Most of a traveler’s expense report will be populated for him, based on charges to his government-issued credit card, Rajeev Singh, Concur president and chief operating officer, said in an interview.
The system will provide hotel and other recommendations based on past travel preferences to streamline searches, Singh said. Government rates will be listed prominently.
Federal employees have frequently griped about their current travel booking systems. Customer satisfaction ratings in 2010 for the current systems ranged from 49.5 on a scale of zero to 100 for GovTrip, operated by Northrop Grumman Mission Systems, to 51.5 for E2 Solutions, operated by CWT Sato Travel. FedTraveler, from HP Enterprise Services LLC, scored 50.7.
The cost to transition to the new system and the level of complexity and time will vary by agency.
“We are going to reach out to every single civilian agency … that’s covered underneath the terms of this agreement and present them with a strategy to move,” Singh said.
GSA has been working with agencies for two years to plan a timely transition. The first transaction could occur as early as late this year. GSA also has bridge contracts with current vendors to help agencies that can’t move to the new system before the existing contract ends in November 2013.
Getting to this point hasn’t been without complications.
The new contract was delayed by legal challenges from CWT Sato Travel. The company filed a claim with the U.S. Court of Federal Claims in May 2011 following two protests with the Government Accountability Office.
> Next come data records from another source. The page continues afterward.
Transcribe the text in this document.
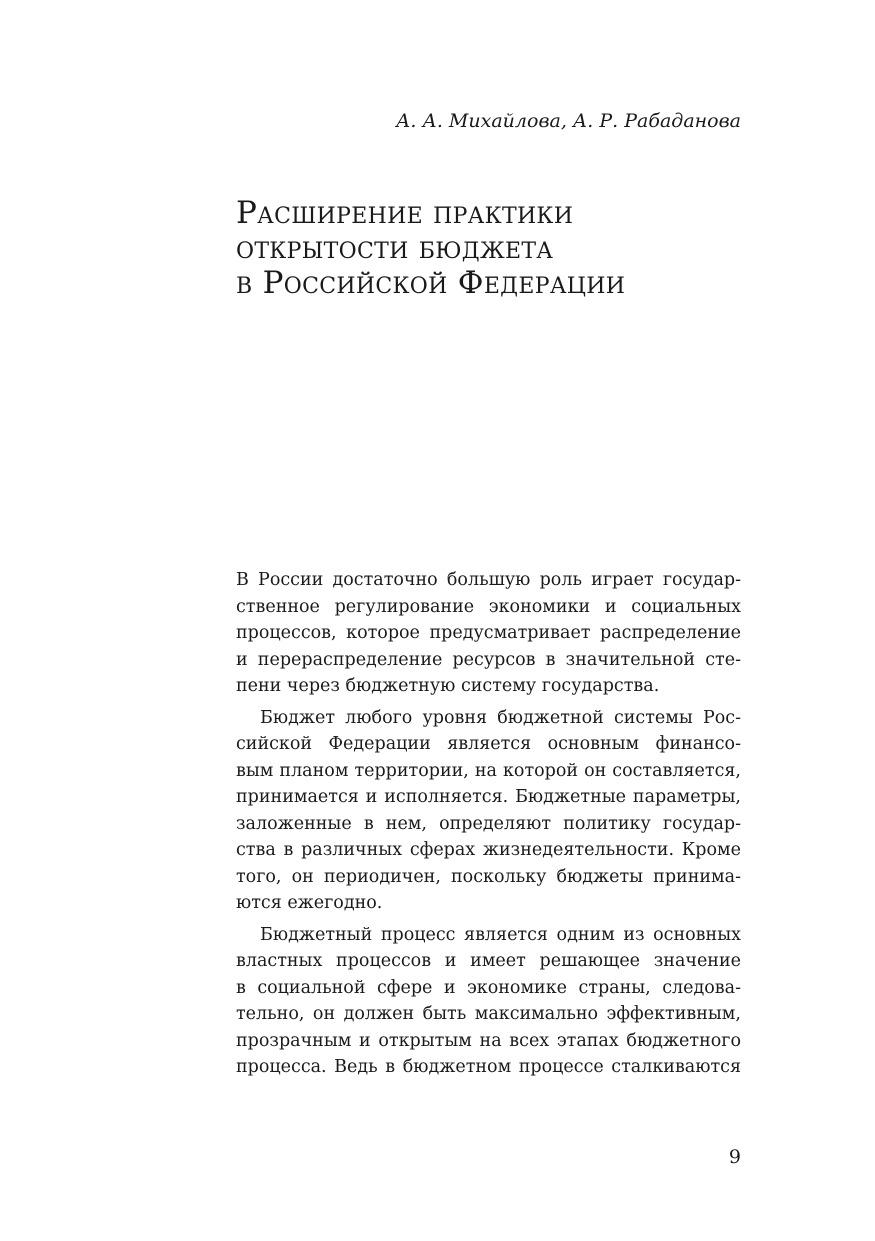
А. А. Михайлова, А. Р. Рабаданова

Расширение практики
открытости бюджета
в Российской Федерации
В России достаточно большую роль играет государ-
ственное регулирование экономики и социальных
процессов, которое предусматривает распределение
и перераспределение ресурсов в значительной сте-
пени через бюджетную систему государства.
Бюджет любого уровня бюджетной системы Рос-
сийской Федерации является основным финансо-
вым планом территории, на которой он составляется,
принимается и исполняется. Бюджетные параметры,
заложенные в нем, определяют политику государ-
ства в различных сферах жизнедеятельности. Кроме
того, он периодичен, поскольку бюджеты принима-
ются ежегодно.
Бюджетный процесс является одним из основных
властных процессов и имеет решающее значение
в социальной сфере и экономике страны, следова-
тельно, он должен быть максимально эффективным,
прозрачным и открытым на всех этапах бюджетного
процесса. Ведь в бюджетном процессе сталкиваются

9
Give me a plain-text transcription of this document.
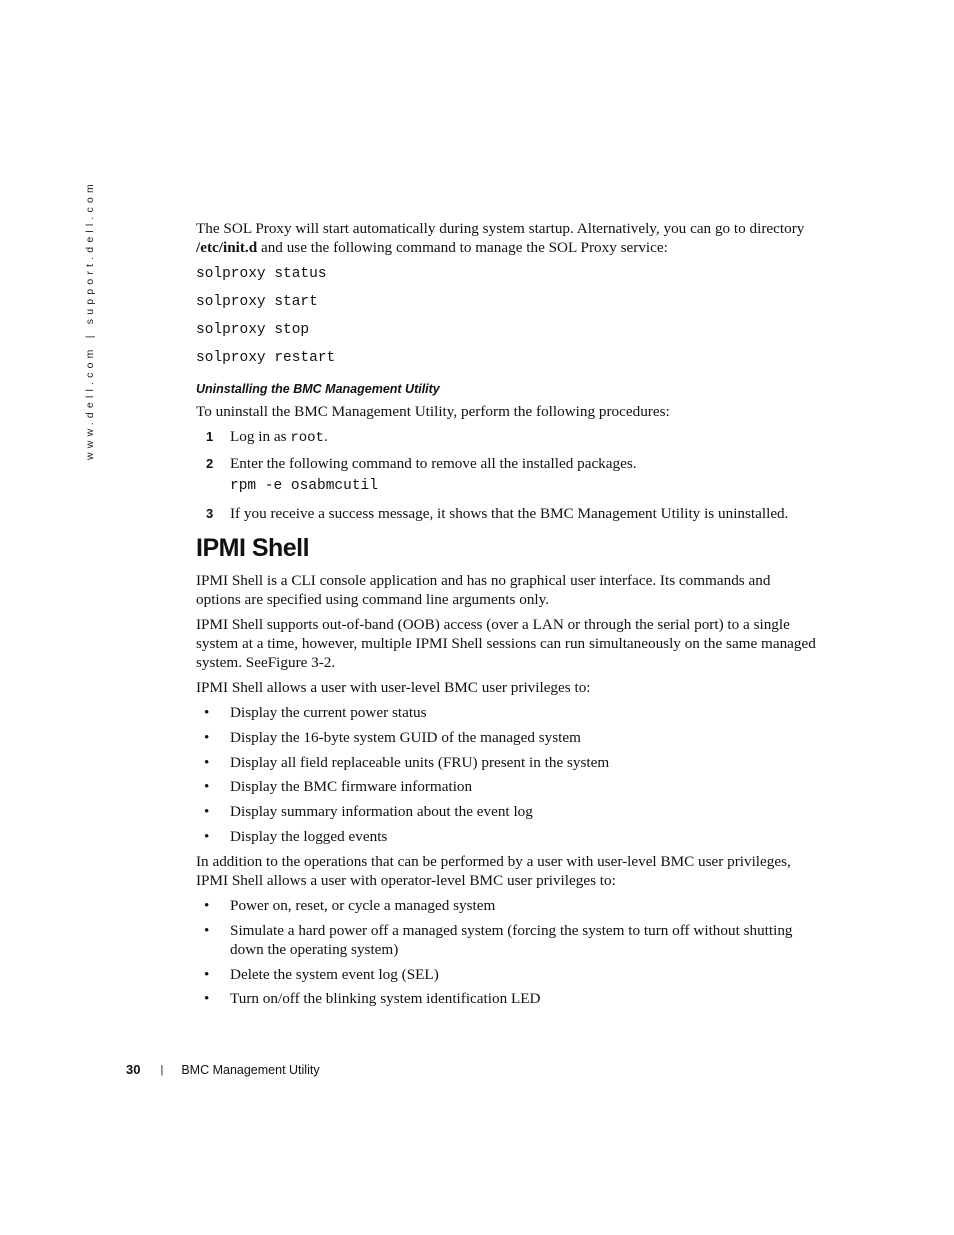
www.dell.com | support.dell.com	The SOL Proxy will start automatically during system startup. Alternatively, you can go to directory /etc/init.d and use the following command to manage the SOL Proxy service:

solproxy status
solproxy start
solproxy stop
solproxy restart
Uninstalling the BMC Management Utility

To uninstall the BMC Management Utility, perform the following procedures:

1	Log in as root.
2	Enter the following command to remove all the installed packages.
rpm -e osabmcutil
3	If you receive a success message, it shows that the BMC Management Utility is uninstalled.
IPMI Shell

IPMI Shell is a CLI console application and has no graphical user interface. Its commands and options are specified using command line arguments only.

IPMI Shell supports out-of-band (OOB) access (over a LAN or through the serial port) to a single system at a time, however, multiple IPMI Shell sessions can run simultaneously on the same managed system. SeeFigure 3-2.

IPMI Shell allows a user with user-level BMC user privileges to:

•	Display the current power status
•	Display the 16-byte system GUID of the managed system
•	Display all field replaceable units (FRU) present in the system
•	Display the BMC firmware information
•	Display summary information about the event log
•	Display the logged events

In addition to the operations that can be performed by a user with user-level BMC user privileges, IPMI Shell allows a user with operator-level BMC user privileges to:

•	Power on, reset, or cycle a managed system
•	Simulate a hard power off a managed system (forcing the system to turn off without shutting down the operating system)
•	Delete the system event log (SEL)
•	Turn on/off the blinking system identification LED
30 | BMC Management Utility
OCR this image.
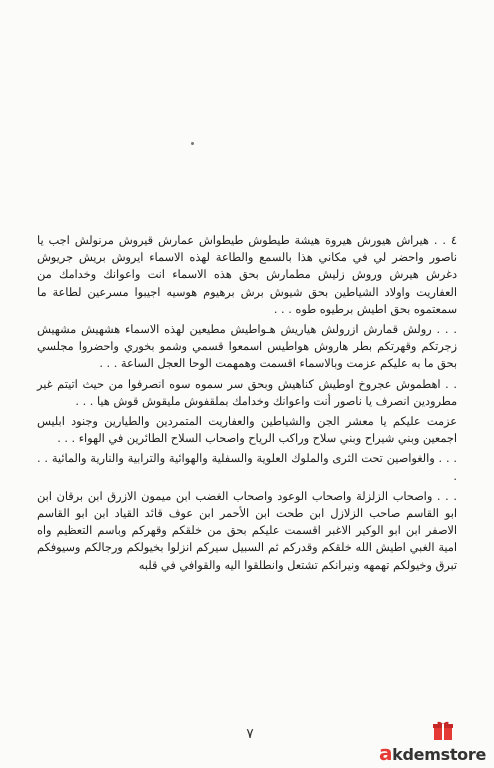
٤ . . هيراش هيورش هيروة هيشة طيطوش طيطواش عمارش قيروش مرنولش اجب يا ناصور واحضر لي في مكاني هذا بالسمع والطاعة لهذه الاسماء ايروش بريش جريوش دغرش هيرش وروش زليش مطمارش بحق هذه الاسماء انت واعوانك وخدامك من العفاريت واولاد الشياطين بحق شيوش برش برهيوم هوسيه اجيبوا مسرعين لطاعة ما سمعتموه بحق اطيش برطيوه طوه . . .

. . . رولش قمارش ازرولش هياريش هـواطيش مطيعين لهذه الاسماء هشهيش مشهيش زجرتكم وقهرتكم بطر هاروش هواطيس اسمعوا قسمي وشمو بخوري واحضروا مجلسي بحق ما به عليكم عزمت وبالاسماء اقسمت وهمهمت الوحا العجل الساعة . . .

. . اهطموش عجروخ اوطيش كناهيش وبحق سر سموه سوه انصرفوا من حيث اتيتم غير مطرودين انصرف يا ناصور أنت واعوانك وخدامك بملقفوش مليقوش قوش هيا . . .

عزمت عليكم يا معشر الجن والشياطين والعفاريت المتمردين والطيارين وجنود ابليس اجمعين وبني شيراح وبني سلاح وراكب الرياح واصحاب السلاح الطائرين في الهواء . . .

. . . والغواصين تحت الثرى والملوك العلوية والسفلية والهوائية والترابية والنارية والمائية . . .

. . . واصحاب الزلزلة واصحاب الوعود واصحاب الغضب ابن ميمون الازرق ابن برقان ابن ابو القاسم صاحب الزلازل ابن طحت ابن الأحمر ابن عوف قائد القياد ابن ابو القاسم الاصفر ابن ابو الوكير الاغبر اقسمت عليكم بحق من خلقكم وقهركم وباسم التعظيم واه امية الغبي اطيش الله خلقكم وقدركم ثم السبيل سيركم انزلوا بخيولكم ورجالكم وسيوفكم تبرق وخيولكم تهمهه ونيرانكم تشتعل وانطلقوا اليه والقوافي في قلبه

٧
akdemstore
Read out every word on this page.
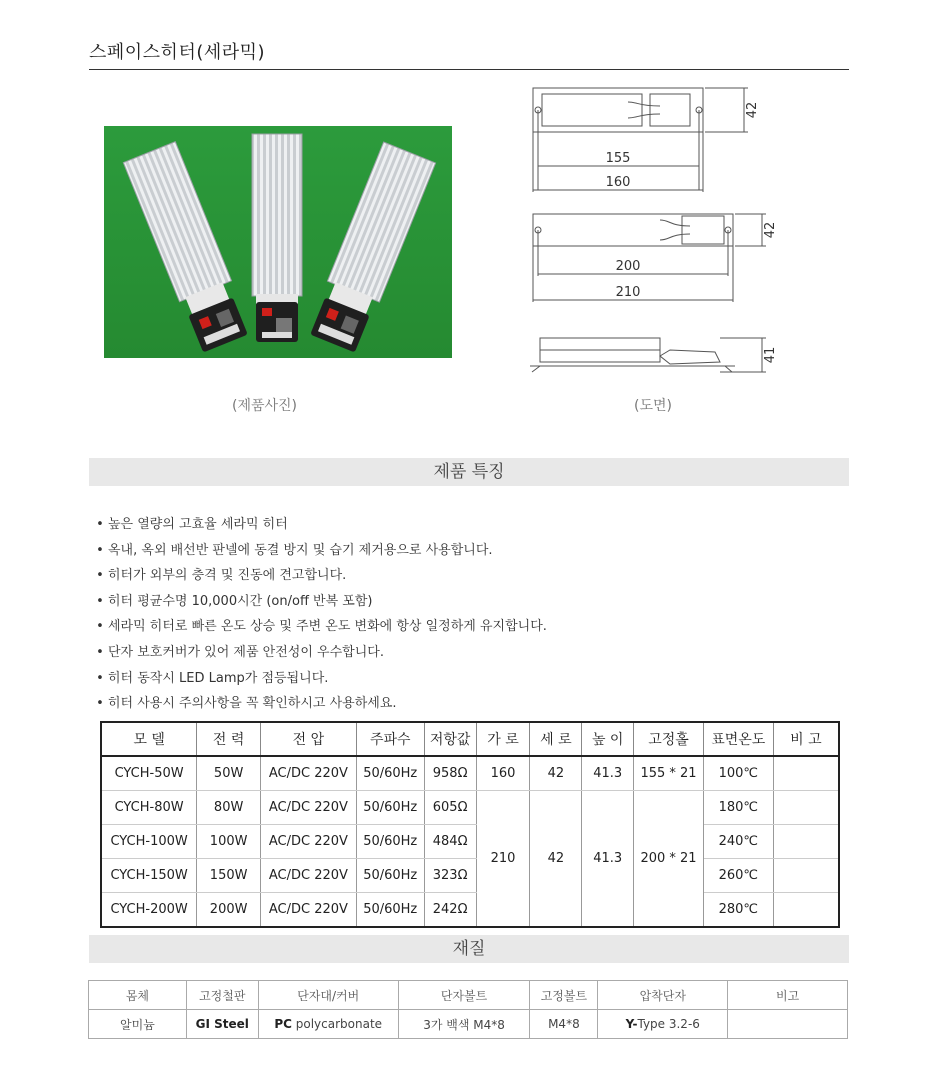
스페이스히터(세라믹)
155
160
42
200
210
42
41
(제품사진)	(도면)
제품 특징
• 높은 열량의 고효율 세라믹 히터
• 옥내, 옥외 배선반 판넬에 동결 방지 및 습기 제거용으로 사용합니다.
• 히터가 외부의 충격 및 진동에 견고합니다.
• 히터 평균수명 10,000시간 (on/off 반복 포함)
• 세라믹 히터로 빠른 온도 상승 및 주변 온도 변화에 항상 일정하게 유지합니다.
• 단자 보호커버가 있어 제품 안전성이 우수합니다.
• 히터 동작시 LED Lamp가 점등됩니다.
• 히터 사용시 주의사항을 꼭 확인하시고 사용하세요.
모 델	전 력	전 압	주파수	저항값	가 로	세 로	높 이	고정홀	표면온도	비 고
CYCH-50W	50W	AC/DC 220V	50/60Hz	958Ω	160	42	41.3	155 * 21	100℃	
CYCH-80W	80W	AC/DC 220V	50/60Hz	605Ω	210	42	41.3	200 * 21	180℃	
CYCH-100W	100W	AC/DC 220V	50/60Hz	484Ω					240℃	
CYCH-150W	150W	AC/DC 220V	50/60Hz	323Ω					260℃	
CYCH-200W	200W	AC/DC 220V	50/60Hz	242Ω					280℃	
재질
몸체	고정철판	단자대/커버	단자볼트	고정볼트	압착단자	비고
알미늄	GI Steel	PC polycarbonate	3가 백색 M4*8	M4*8	Y-Type 3.2-6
The company argued that GSA’s solicitation for the new contract was ambiguous, contained overly restrictive provisions, improperly used Federal Acquisition Regulation policies and exposed contractors to excessive risks.
Although the judge agreed with some of the company’s objections, GSA got a waiver to move forward with the contract.
CWT Sato Travel teamed with Northrop Grumman to bid on the new contract but lost to Concur. Combined, they currently serve about 75 percent of federal travelers.
CWT Sato Travel has requested a formal debriefing statement from GSA to understand the basis of the award.
An industry source said he would be surprised if the award wasn’t protested, considering that one company will have a monopoly on federal e-travel for the next 15 years. Some agencies are considering whether to award their own e-travel contracts, he said.
Under GSA’s e-travel contracts, it receives a fee per transaction when feds book trips electronically.
A GSA spokesperson admitted that transactions under the new system may decline as travel budgets are slashed.
Concur’s Singh is optimistic but will have to answer to investors about the financial implications of the deal during the company’s third-quarter earnings call.
“The reality is you can’t stop travel entirely and expect to be able to get your job done,” he said about the government. “What you can do is say, ‘I want to be more efficient.’ ”
An executive order signed by President Obama in November calls on agencies to use travel sparingly, only when it requires workers to be away from their desks, such as for diplomatic missions and enforcement inspections.
Jones, who also serves as president of the International Federation of Professional and Technical Engineers Local 28, said the Bureau of Reclamation has cut most travel for employees who can use videoconferencing or webinars.
“If you don’t have a bona fide, rational reason to leave your office for travel purposes, you don’t leave it,” she said.